El Global Risks Report 2026 presenta un mundo que entra en una “era de competencia”, marcada por la fragmentación geopolítica, la incertidumbre económica y la distorsión informativa. En el corto plazo, la polarización social, la pérdida de confianza y la desinformación dominan el panorama. En el largo plazo, los riesgos ambientales se intensifican.

Estos riesgos están interconectados y se refuerzan mutuamente. En su núcleo comparten oportunidades desiguales, cohesión social frágil y degradación del conocimiento.

La educación se sitúa en el centro de este panorama de riesgos. Los sistemas educativos débiles fallan a las generaciones de niñas y niños porque intensifican las vulnerabilidades sociales, aumentan la susceptibilidad a la manipulación informativa, debilitan la participación democrática y reducen la capacidad de adaptación de las sociedades. Asimismo, profundizan la desigualdad y erosionan la confianza.

Los sistemas robustos consiguen lo contrario. Funcionan como base de la resiliencia: desarrollan el pensamiento analítico, posibilitan la empleabilidad y la movilidad social y sostienen la participación democrática en la resolución de los problemas comunes. La capacidad de enfrentar las circunstancias adversas del mundo actual comienza en la educación básica.

El Global Risks Report 2026 identifica una convergencia de riesgos que afecta directamente la capacidad de los países para garantizar el derecho a aprender. La desinformación y el deterioro de la confianza pública debilitan el valor de escuelas y docentes. La polarización social fragmenta comunidades y aumenta la conflictividad en las escuelas y su entorno, mientras que, al profundizarse las desigualdades sociales, se eleva el riesgo de ausentismo y abandono escolar.

A estos factores se suman el acelerado desarrollo tecnológico, que amplía las brechas digitales, y las amenazas a la ciberseguridad, que exponen a niñas y niños a vulnerabilidades adicionales. Además, los impactos climáticosinterrumpen la continuidad escolar y dañan infraestructura, afectando sobre todo a comunidades vulnerables.

Estos riesgos muestran que fortalecer la educación básica es esencial para la resiliencia social, la cohesión comunitaria y la estabilidad democrática.

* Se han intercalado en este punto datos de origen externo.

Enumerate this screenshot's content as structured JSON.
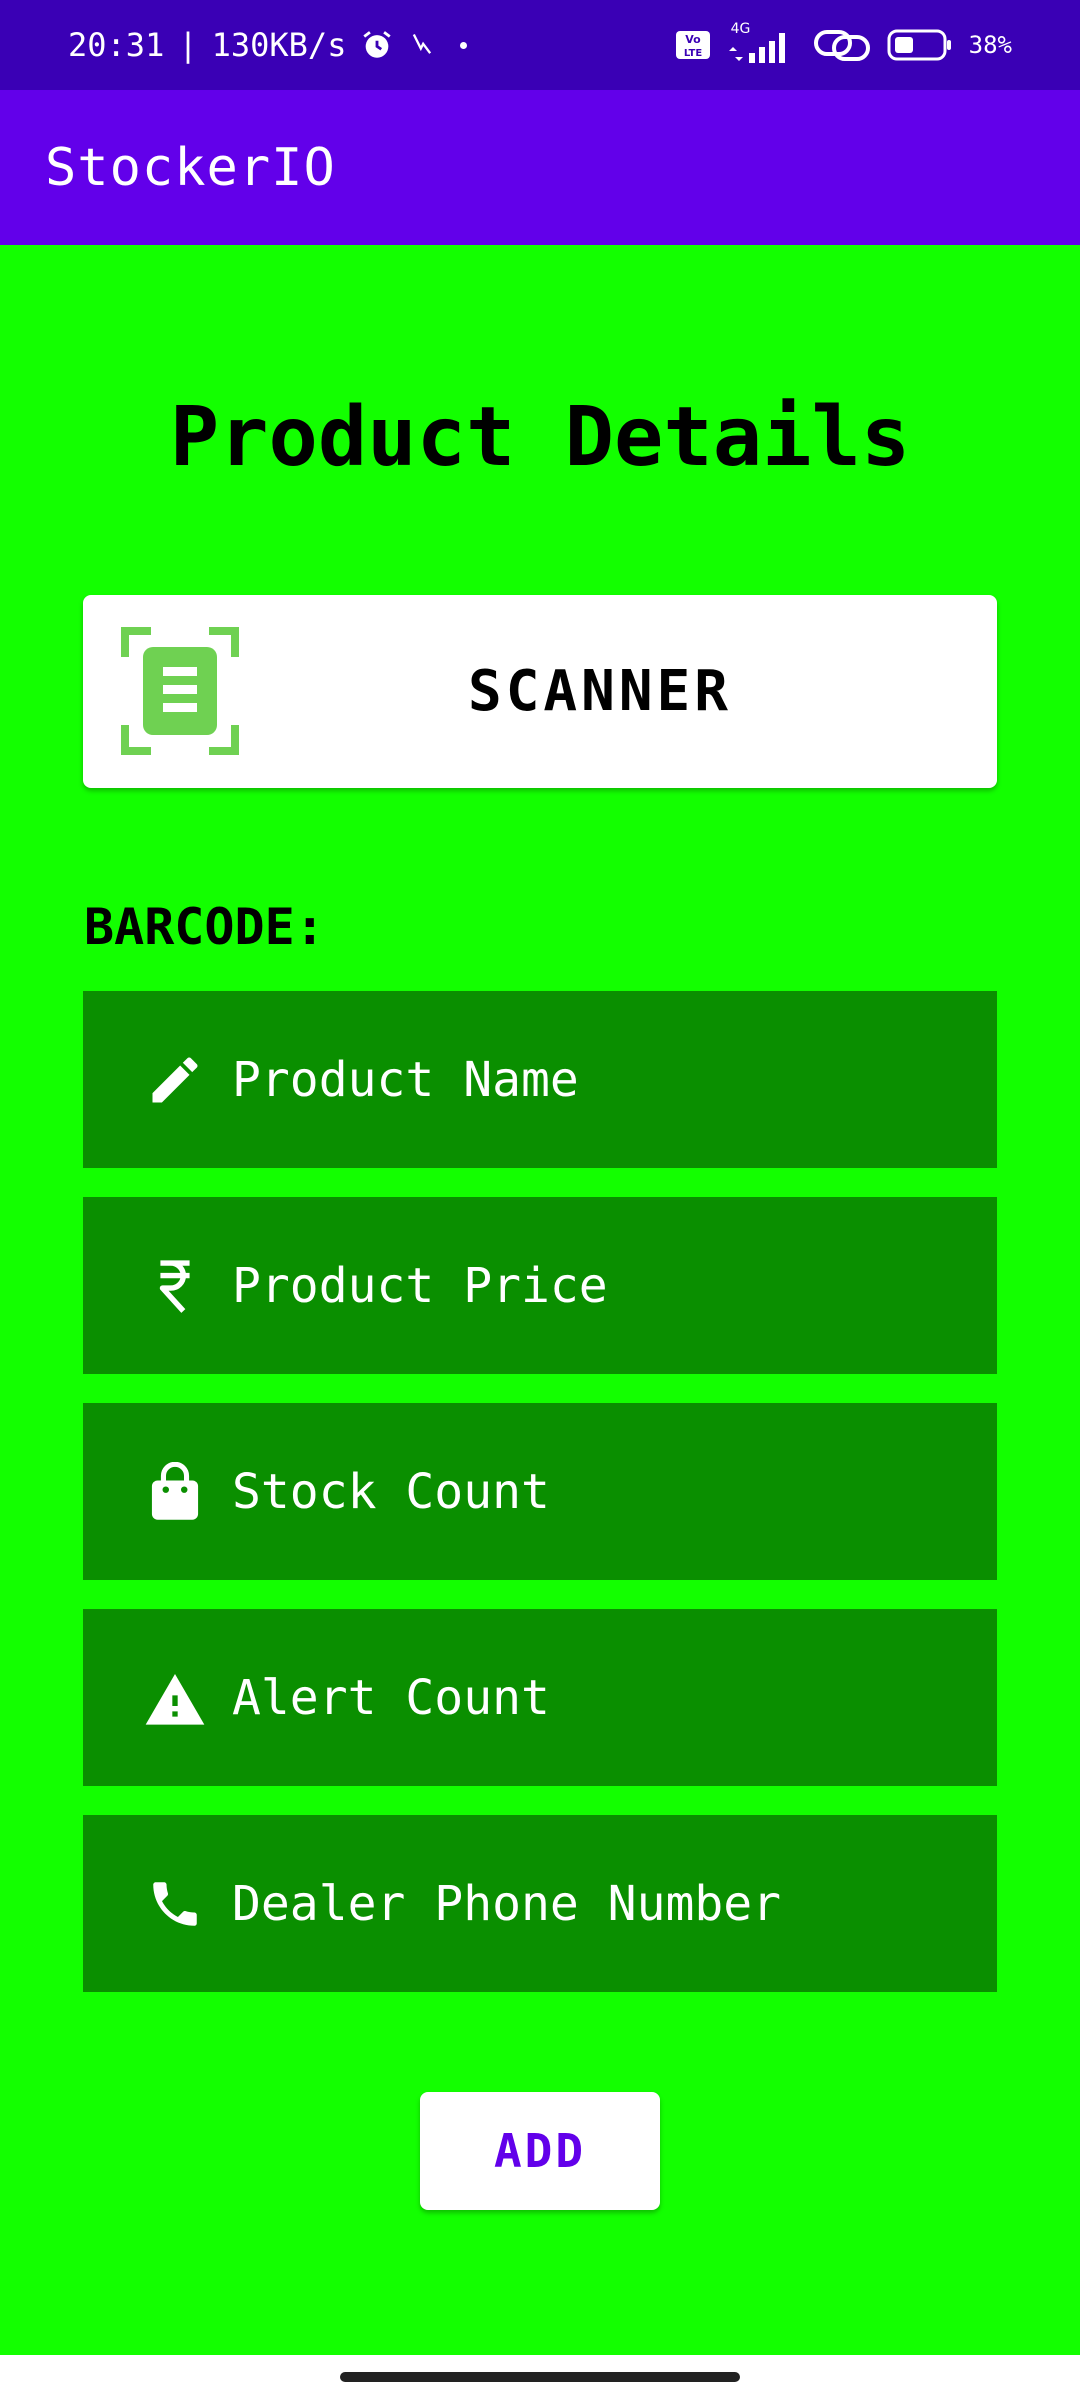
{
  "status_bar": {
    "time": "20:31",
    "separator": "|",
    "net_speed": "130KB/s",
    "network_label": "4G",
    "battery_percent": "38%",
    "icons": [
      "alarm-icon",
      "volte-icon",
      "signal-icon",
      "link-icon",
      "battery-icon"
    ]
  },
  "app_bar": {
    "title": "StockerIO",
    "color": "#6200ea"
  },
  "page": {
    "title": "Product Details",
    "background": "#13ff00"
  },
  "scanner": {
    "label": "SCANNER",
    "icon": "scanner-icon"
  },
  "barcode": {
    "label": "BARCODE:"
  },
  "fields": [
    {
      "icon": "pencil-icon",
      "placeholder": "Product Name"
    },
    {
      "icon": "rupee-icon",
      "placeholder": "Product Price"
    },
    {
      "icon": "shopping-bag-icon",
      "placeholder": "Stock Count"
    },
    {
      "icon": "warning-icon",
      "placeholder": "Alert Count"
    },
    {
      "icon": "phone-icon",
      "placeholder": "Dealer Phone Number"
    }
  ],
  "add_button": {
    "label": "ADD",
    "color": "#6200ea"
  }
}
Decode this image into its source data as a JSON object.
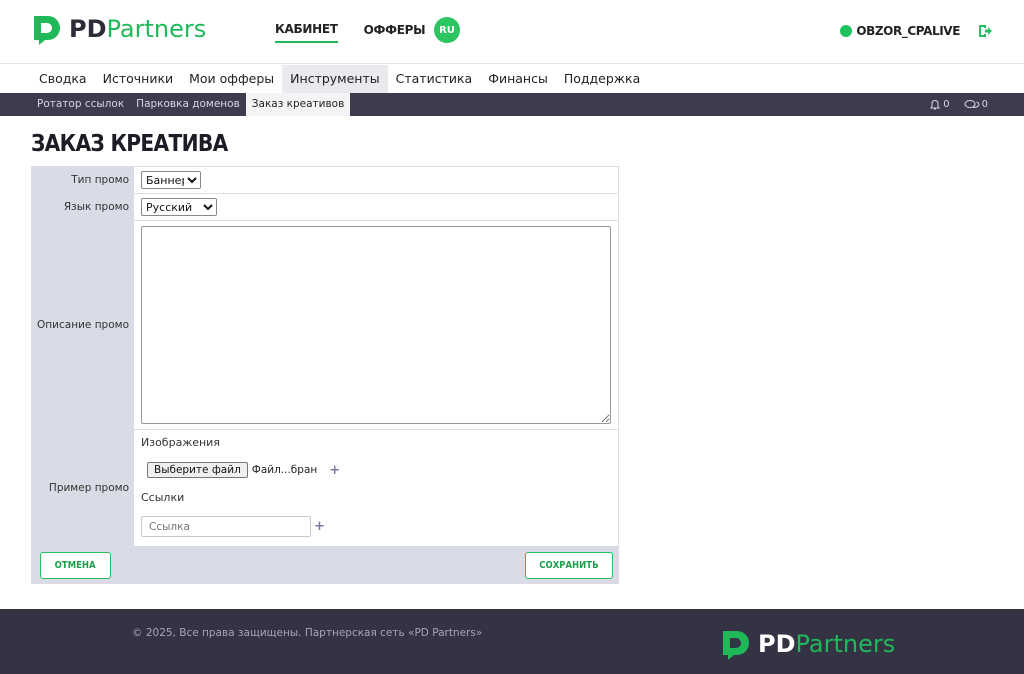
{
  "brand": {
    "logo_pd": "PD",
    "logo_partners": "Partners",
    "green": "#1fb95a",
    "dark": "#333344"
  },
  "topnav": {
    "items": [
      "КАБИНЕТ",
      "ОФФЕРЫ"
    ],
    "active_index": 0,
    "lang": "RU"
  },
  "user": {
    "name": "OBZOR_CPALIVE",
    "status_color": "#1fc25c",
    "logout_icon": "logout-icon"
  },
  "mainnav": {
    "items": [
      "Сводка",
      "Источники",
      "Мои офферы",
      "Инструменты",
      "Статистика",
      "Финансы",
      "Поддержка"
    ],
    "active_index": 3
  },
  "subnav": {
    "items": [
      "Ротатор ссылок",
      "Парковка доменов",
      "Заказ креативов"
    ],
    "active_index": 2,
    "notifications": "0",
    "messages": "0"
  },
  "page": {
    "title": "ЗАКАЗ КРЕАТИВА"
  },
  "form": {
    "type_label": "Тип промо",
    "type_value": "Баннер",
    "lang_label": "Язык промо",
    "lang_value": "Русский",
    "desc_label": "Описание промо",
    "example_label": "Пример промо",
    "images_label": "Изображения",
    "file_button": "Выберите файл",
    "file_status": "Файл...бран",
    "links_label": "Ссылки",
    "link_placeholder": "Ссылка",
    "cancel_label": "ОТМЕНА",
    "save_label": "СОХРАНИТЬ"
  },
  "footer": {
    "copyright": "© 2025, Все права защищены. Партнерская сеть «PD Partners»"
  }
}
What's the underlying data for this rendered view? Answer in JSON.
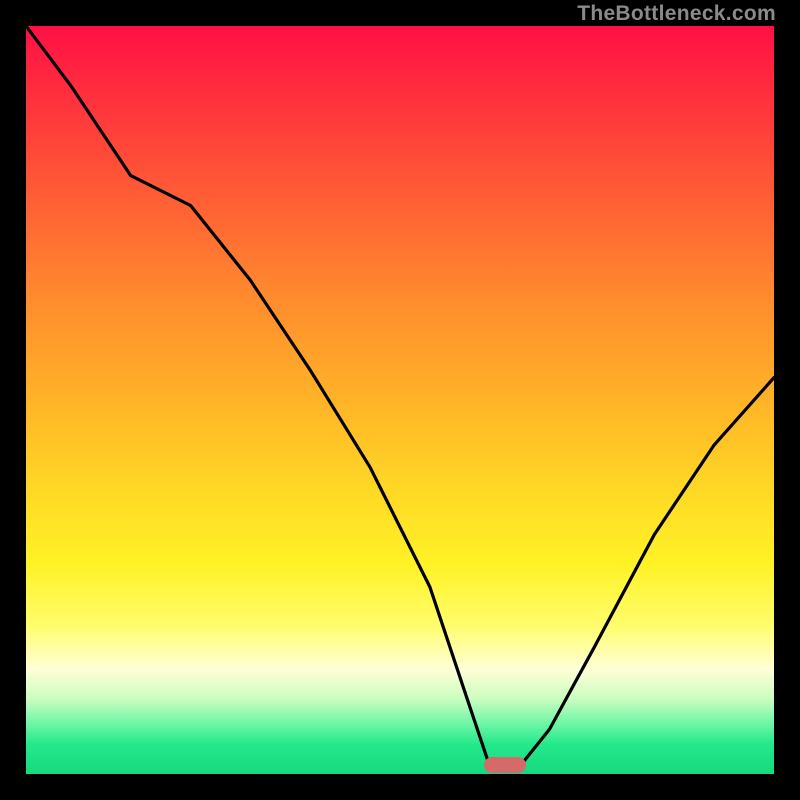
{
  "watermark": "TheBottleneck.com",
  "marker": {
    "x_frac": 0.64,
    "y_frac": 0.988
  },
  "colors": {
    "top": "#ff1044",
    "mid": "#ffd825",
    "bottom": "#17d880",
    "marker": "#d46a6a",
    "curve": "#000000"
  },
  "chart_data": {
    "type": "line",
    "title": "",
    "xlabel": "",
    "ylabel": "",
    "xlim": [
      0,
      1
    ],
    "ylim": [
      0,
      1
    ],
    "note": "Axes are unlabeled in the source image; values are normalized fractions of the plot area. The curve is a V-shaped bottleneck profile: high on the left, dipping to ~0 near x≈0.64, rising again on the right.",
    "series": [
      {
        "name": "bottleneck-curve",
        "x": [
          0.0,
          0.06,
          0.14,
          0.22,
          0.3,
          0.38,
          0.46,
          0.54,
          0.59,
          0.62,
          0.66,
          0.7,
          0.76,
          0.84,
          0.92,
          1.0
        ],
        "y": [
          1.0,
          0.92,
          0.8,
          0.76,
          0.66,
          0.54,
          0.41,
          0.25,
          0.1,
          0.01,
          0.01,
          0.06,
          0.17,
          0.32,
          0.44,
          0.53
        ]
      }
    ]
  }
}
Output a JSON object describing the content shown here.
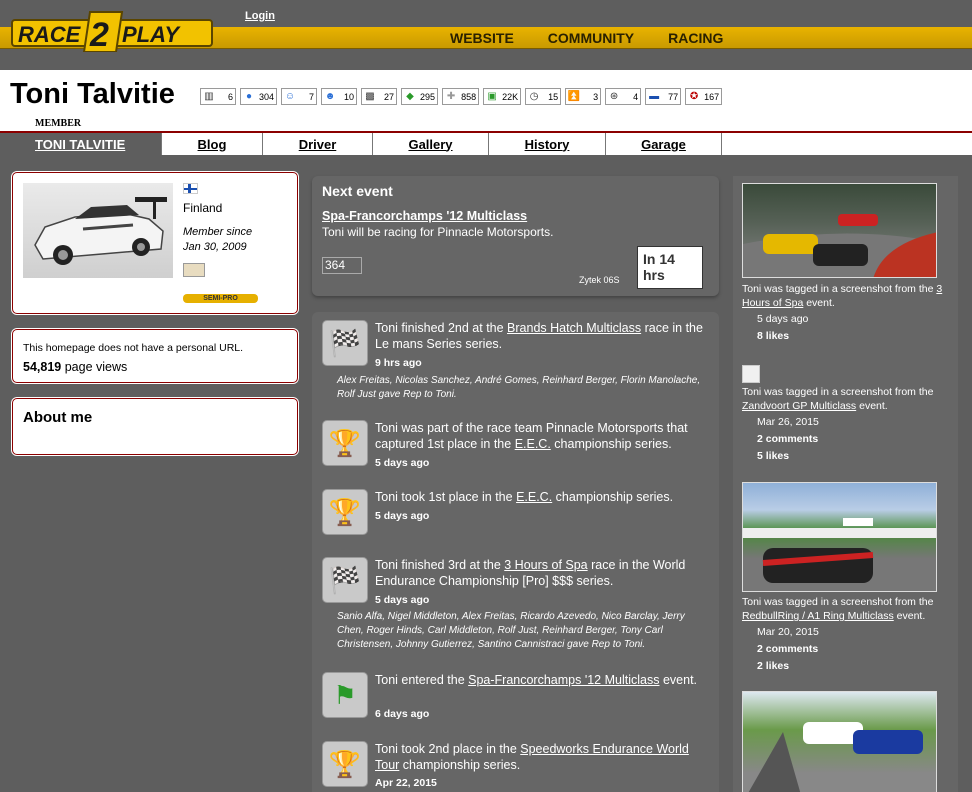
{
  "site": {
    "logo_left": "RACE",
    "logo_mid": "2",
    "logo_right": "PLAY",
    "login": "Login",
    "nav": [
      "WEBSITE",
      "COMMUNITY",
      "RACING"
    ]
  },
  "profile": {
    "name": "Toni Talvitie",
    "role": "MEMBER",
    "stats": [
      {
        "icon": "races-icon",
        "value": "6"
      },
      {
        "icon": "comments-icon",
        "value": "304"
      },
      {
        "icon": "friends-icon",
        "value": "7"
      },
      {
        "icon": "groups-icon",
        "value": "10"
      },
      {
        "icon": "checkered-icon",
        "value": "27"
      },
      {
        "icon": "laps-icon",
        "value": "295"
      },
      {
        "icon": "plus-icon",
        "value": "858"
      },
      {
        "icon": "km-icon",
        "value": "22K"
      },
      {
        "icon": "clock-icon",
        "value": "15"
      },
      {
        "icon": "rank-icon",
        "value": "3"
      },
      {
        "icon": "wheel-icon",
        "value": "4"
      },
      {
        "icon": "car-icon",
        "value": "77"
      },
      {
        "icon": "rep-icon",
        "value": "167"
      }
    ],
    "tabs": [
      "TONI TALVITIE",
      "Blog",
      "Driver",
      "Gallery",
      "History",
      "Garage"
    ]
  },
  "info": {
    "country": "Finland",
    "member_since_label": "Member since",
    "member_since_date": "Jan 30, 2009",
    "rank": "SEMI-PRO",
    "url_text": "This homepage does not have a personal URL.",
    "page_views": "54,819",
    "page_views_label": "page views",
    "about_title": "About me"
  },
  "next_event": {
    "title": "Next event",
    "event_link": "Spa-Francorchamps '12 Multiclass",
    "team_text": "Toni will be racing for Pinnacle Motorsports.",
    "car_alt": "364",
    "car": "Zytek 06S",
    "countdown": "In 14 hrs"
  },
  "feed": [
    {
      "pre": "Toni finished 2nd at the ",
      "link": "Brands Hatch Multiclass",
      "post": " race in the Le mans Series series.",
      "time": "9 hrs ago",
      "sub": "Alex Freitas, Nicolas Sanchez, André Gomes, Reinhard Berger, Florin Manolache, Rolf Just gave Rep to Toni."
    },
    {
      "pre": "Toni was part of the race team Pinnacle Motorsports that captured 1st place in the ",
      "link": "E.E.C.",
      "post": " championship series.",
      "time": "5 days ago",
      "sub": ""
    },
    {
      "pre": "Toni took 1st place in the ",
      "link": "E.E.C.",
      "post": " championship series.",
      "time": "5 days ago",
      "sub": ""
    },
    {
      "pre": "Toni finished 3rd at the ",
      "link": "3 Hours of Spa",
      "post": " race in the World Endurance Championship [Pro] $$$ series.",
      "time": "5 days ago",
      "sub": "Sanio Alfa, Nigel Middleton, Alex Freitas, Ricardo Azevedo, Nico Barclay, Jerry Chen, Roger Hinds, Carl Middleton, Rolf Just, Reinhard Berger, Tony Carl Christensen, Johnny Gutierrez, Santino Cannistraci gave Rep to Toni."
    },
    {
      "pre": "Toni entered the ",
      "link": "Spa-Francorchamps '12 Multiclass",
      "post": " event.",
      "time": "6 days ago",
      "sub": ""
    },
    {
      "pre": "Toni took 2nd place in the ",
      "link": "Speedworks Endurance World Tour",
      "post": " championship series.",
      "time": "Apr 22, 2015",
      "sub": ""
    }
  ],
  "screenshots": [
    {
      "pre": "Toni was tagged in a screenshot from the ",
      "link": "3 Hours of Spa",
      "post": " event.",
      "date": "5 days ago",
      "comments": "",
      "likes": "8 likes"
    },
    {
      "pre": "Toni was tagged in a screenshot from the ",
      "link": "Zandvoort GP Multiclass",
      "post": " event.",
      "date": "Mar 26, 2015",
      "comments": "2 comments",
      "likes": "5 likes"
    },
    {
      "pre": "Toni was tagged in a screenshot from the ",
      "link": "RedbullRing / A1 Ring Multiclass",
      "post": " event.",
      "date": "Mar 20, 2015",
      "comments": "2 comments",
      "likes": "2 likes"
    }
  ]
}
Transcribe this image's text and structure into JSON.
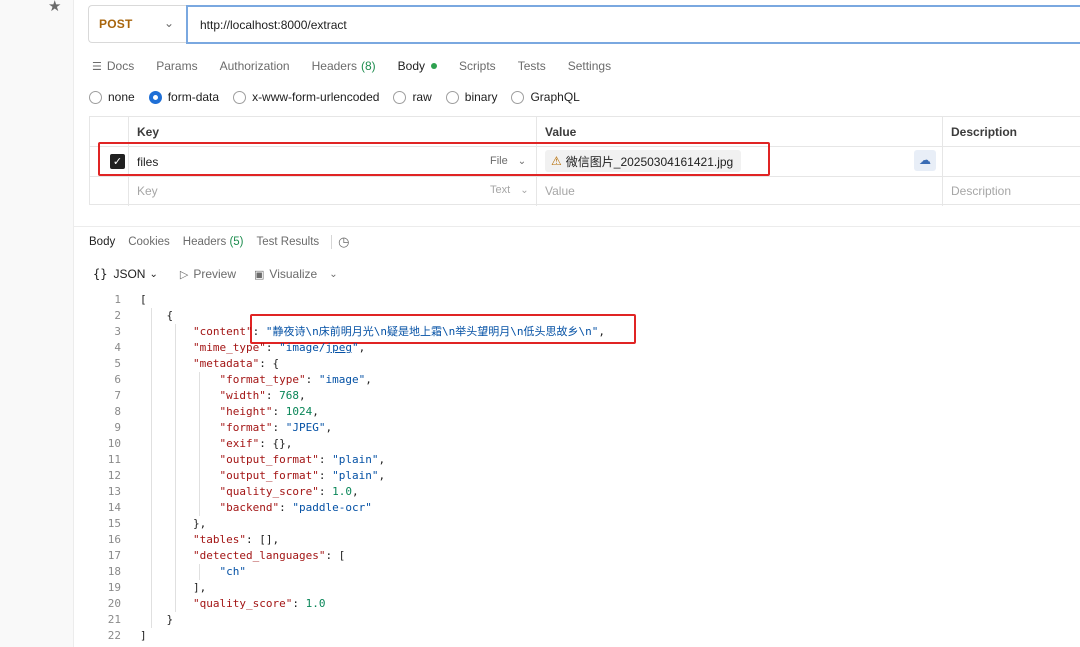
{
  "request": {
    "method": "POST",
    "url": "http://localhost:8000/extract"
  },
  "request_tabs": [
    {
      "label": "Docs"
    },
    {
      "label": "Params"
    },
    {
      "label": "Authorization"
    },
    {
      "label": "Headers",
      "count": "(8)"
    },
    {
      "label": "Body"
    },
    {
      "label": "Scripts"
    },
    {
      "label": "Tests"
    },
    {
      "label": "Settings"
    }
  ],
  "body_types": [
    "none",
    "form-data",
    "x-www-form-urlencoded",
    "raw",
    "binary",
    "GraphQL"
  ],
  "body_type_selected": "form-data",
  "form_table": {
    "headers": {
      "key": "Key",
      "value": "Value",
      "description": "Description"
    },
    "rows": [
      {
        "checked": true,
        "key": "files",
        "type": "File",
        "value": "微信图片_20250304161421.jpg",
        "value_warning": true
      }
    ],
    "placeholder": {
      "key": "Key",
      "type": "Text",
      "value": "Value",
      "description": "Description"
    }
  },
  "response_tabs": [
    {
      "label": "Body"
    },
    {
      "label": "Cookies"
    },
    {
      "label": "Headers",
      "count": "(5)"
    },
    {
      "label": "Test Results"
    }
  ],
  "response_toolbar": {
    "format": "JSON",
    "preview": "Preview",
    "visualize": "Visualize"
  },
  "response_lines": [
    "1",
    "2",
    "3",
    "4",
    "5",
    "6",
    "7",
    "8",
    "9",
    "10",
    "11",
    "12",
    "13",
    "14",
    "15",
    "16",
    "17",
    "18",
    "19",
    "20",
    "21",
    "22"
  ],
  "response_json": {
    "content_key": "\"content\"",
    "content_value": "\"静夜诗\\n床前明月光\\n疑是地上霜\\n举头望明月\\n低头思故乡\\n\"",
    "mime_type_key": "\"mime_type\"",
    "mime_type_value_a": "\"image/",
    "mime_type_value_b": "jpeg",
    "mime_type_value_c": "\"",
    "metadata_key": "\"metadata\"",
    "format_type_key": "\"format_type\"",
    "format_type_value": "\"image\"",
    "width_key": "\"width\"",
    "width_value": "768",
    "height_key": "\"height\"",
    "height_value": "1024",
    "format_key": "\"format\"",
    "format_value": "\"JPEG\"",
    "exif_key": "\"exif\"",
    "exif_value": "{}",
    "output_format_key": "\"output_format\"",
    "output_format_value": "\"plain\"",
    "output_format_key_2": "\"output_format\"",
    "output_format_value_2": "\"plain\"",
    "quality_score_key": "\"quality_score\"",
    "quality_score_value": "1.0",
    "backend_key": "\"backend\"",
    "backend_value": "\"paddle-ocr\"",
    "tables_key": "\"tables\"",
    "tables_value": "[]",
    "detected_languages_key": "\"detected_languages\"",
    "detected_languages_item": "\"ch\"",
    "quality_score_key_2": "\"quality_score\"",
    "quality_score_value_2": "1.0"
  },
  "colors": {
    "method": "#a8650c",
    "accent_blue": "#1f6fd6",
    "count_green": "#1e8d4f",
    "highlight_red": "#e02424",
    "json_key": "#a31515",
    "json_string": "#0451a5",
    "json_number": "#098658"
  },
  "icons": {
    "star": "star-icon",
    "docs": "docs-icon",
    "warning": "warning-icon",
    "upload": "cloud-upload-icon",
    "history": "history-icon",
    "preview": "play-icon",
    "visualize": "image-icon"
  }
}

En este contexto, las organizaciones de la sociedad civil (OSC) son un actor fundamental. Donde los gobiernos enfrentan limitaciones que terminan marginando a quienes más apoyo necesitan, la sociedad civil actúa como observadora y como puente. Traduce el derecho a aprender en exigencias concretas: políticas inclusivas, financiamiento equitativo, evaluación transparente, apoyos focalizados, etcétera. Asimismo, construye confianza, ya sea a través de su acción directa en las comunidades o de la difusión de sus análisis y propuestas basados en evidencia.

En México, las OSC han contribuido a documentar brechas de aprendizaje, proponer políticas basadas en evidenciay mantener la atención pública en los resultados educativos, pese a los cambios en las prioridades de la política educativa. Han aportado continuidad en un sector expuesto a la volatilidad de las reformas.

En un mundo en riesgo, el aprendizaje debe estar al centro de la agenda educativa. La evidencia y las consecuencias de la inacción son claras. Garantizar ese derecho es responsabilidad del Estado. Pero coadyuvar en esa tarea de buen gobierno es vocación de la sociedad civil organizada, con la colaboración de una ciudadanía informada y propositiva.

En esta era de riesgos sistémicos, demos prioridad al aprendizaje; es decisivo para sostener la esperanza en un futuro mejor para todas y todos. Decidámonos a construirlo; está en nuestras manos.